Allzu bescheiden bis an die Grenze der Selbstaufgabe, stets unsicher und wohl auch nie zurückgeliebt, steigerte sich Anton Bruckners innere Unruhe bis an die Grenze zum Wahnsinn und ließ ihn bei jeder seiner Karrierestufen – die vom Linzer Domorganisten bis zum Professor am Wiener Konservatorium durchaus prominent ausfielen – immer eine Rückfallebene einbauen.
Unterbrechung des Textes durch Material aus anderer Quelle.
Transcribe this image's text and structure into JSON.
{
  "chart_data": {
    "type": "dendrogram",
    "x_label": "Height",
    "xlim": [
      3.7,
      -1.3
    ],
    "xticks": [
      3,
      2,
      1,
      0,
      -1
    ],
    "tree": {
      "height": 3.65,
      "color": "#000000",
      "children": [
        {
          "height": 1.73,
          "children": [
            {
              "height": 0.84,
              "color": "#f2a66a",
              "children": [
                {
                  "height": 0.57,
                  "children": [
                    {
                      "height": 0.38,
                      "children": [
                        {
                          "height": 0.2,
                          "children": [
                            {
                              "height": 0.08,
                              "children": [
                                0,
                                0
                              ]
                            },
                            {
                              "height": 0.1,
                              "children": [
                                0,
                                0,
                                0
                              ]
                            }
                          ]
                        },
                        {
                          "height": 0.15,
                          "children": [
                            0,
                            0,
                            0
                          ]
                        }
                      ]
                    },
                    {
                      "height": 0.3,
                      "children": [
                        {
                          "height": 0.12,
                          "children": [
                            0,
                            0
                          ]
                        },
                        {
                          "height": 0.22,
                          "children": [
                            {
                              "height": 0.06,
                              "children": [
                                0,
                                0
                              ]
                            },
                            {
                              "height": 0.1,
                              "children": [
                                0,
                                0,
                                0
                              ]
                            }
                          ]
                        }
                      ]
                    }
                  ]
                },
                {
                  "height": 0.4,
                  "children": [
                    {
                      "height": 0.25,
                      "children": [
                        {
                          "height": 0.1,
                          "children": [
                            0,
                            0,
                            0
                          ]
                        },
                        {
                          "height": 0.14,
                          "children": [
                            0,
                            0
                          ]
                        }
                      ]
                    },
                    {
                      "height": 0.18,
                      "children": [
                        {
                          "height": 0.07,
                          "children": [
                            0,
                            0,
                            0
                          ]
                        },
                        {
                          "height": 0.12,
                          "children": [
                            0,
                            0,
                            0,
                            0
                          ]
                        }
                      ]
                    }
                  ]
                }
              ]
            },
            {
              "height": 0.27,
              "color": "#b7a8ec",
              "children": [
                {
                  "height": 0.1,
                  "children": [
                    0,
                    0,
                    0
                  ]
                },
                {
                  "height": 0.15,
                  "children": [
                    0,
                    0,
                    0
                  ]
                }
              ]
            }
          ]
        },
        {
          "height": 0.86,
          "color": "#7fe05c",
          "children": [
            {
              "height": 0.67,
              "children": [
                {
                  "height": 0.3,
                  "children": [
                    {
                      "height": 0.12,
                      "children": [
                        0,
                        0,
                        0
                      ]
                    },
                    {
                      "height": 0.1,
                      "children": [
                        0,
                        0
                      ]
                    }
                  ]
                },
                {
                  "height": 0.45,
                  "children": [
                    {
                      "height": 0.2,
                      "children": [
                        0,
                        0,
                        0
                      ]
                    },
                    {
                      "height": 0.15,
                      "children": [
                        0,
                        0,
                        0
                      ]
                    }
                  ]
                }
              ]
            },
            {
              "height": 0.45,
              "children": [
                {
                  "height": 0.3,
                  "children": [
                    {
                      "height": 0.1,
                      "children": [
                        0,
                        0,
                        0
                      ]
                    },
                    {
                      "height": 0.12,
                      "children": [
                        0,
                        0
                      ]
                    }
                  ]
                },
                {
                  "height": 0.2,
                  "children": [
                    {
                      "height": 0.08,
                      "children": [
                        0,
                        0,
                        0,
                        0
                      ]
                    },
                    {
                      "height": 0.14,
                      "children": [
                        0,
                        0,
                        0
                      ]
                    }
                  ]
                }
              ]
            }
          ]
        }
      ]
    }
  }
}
Anton Bruckner: ein spät berufenes Musikgenie

Die neuere Psychologie würde dem sehr spät berufenen Musikgenie wahrscheinlich einen handfesten Komplex diagnostizieren, der sich auch eher verschlimmerte, als Bruckner in Wien zunächst hofiert, später von den Musikkritikern rund um den gefürchteten Eduard Hanslick als vermeintlicher Wagner-Epigone verschmäht wurde und drohte, im Streit zwischen „Neudeutschen“ und Traditionalisten zerrieben zu werden. Dabei sind all seine Widmungen und Huldigungen wenig mehr als Ausdruck seiner Unterwürfigkeit, die teils schon komische Züge annahm und ihn mehr oder minder zu einem wohl auch verspotteten Sonderling machte.

Erst mit 43, als andere Kollegen schon längst das Zeitliche gesegnet hatten, wagte sich Anton Bruckner an die seit Beethoven totgesagte Sinfonie, die auch der Wahlwiener Kollege Brahms lange mied. Und tatsächlich erreichten auch diese elf Monumentalwerke – eines davon verworfen, ein anderes immerhin als „Nullte“ gewürdigt, die „vollwertigen“ anderen neun Sinfonien ständigen und mehrmaligen Revisionen unterworfen – erst im 20. Jahrhundert die heute verdiente Anerkennung: als es nämlich nicht mehr als epigonal galt, sich auf Bruckner zu berufen, sondern stattdessen auf Mahler oder seine Nachfolger der Zweiten Wiener Schule. Dabei ist letztere Entwicklung ohne Bruckners Genius aus heutiger Sicht wohl kaum zu denken.

Gleichwohl: Um seine Musik heute zu erfassen, muss man abseits der biografischen Spezifikationen nicht zuletzt Einsicht in das religiöse Ethos des zutiefst gläubigen Menschensohnes gewinnen – die letzte Sinfonie widmete Anton Bruckner niemand Geringerem als Gott selbst. Damit schloss sich auch der Kreis zu seinen frühen geistlichen Chorwerken. Erst am Ende hatte der zum Komponisten gereifte einstige Unterlehrer die Gewissheit erlangt: „Non confundar in aeternum“ – ich werde nicht verworfen in alle Ewigkeit.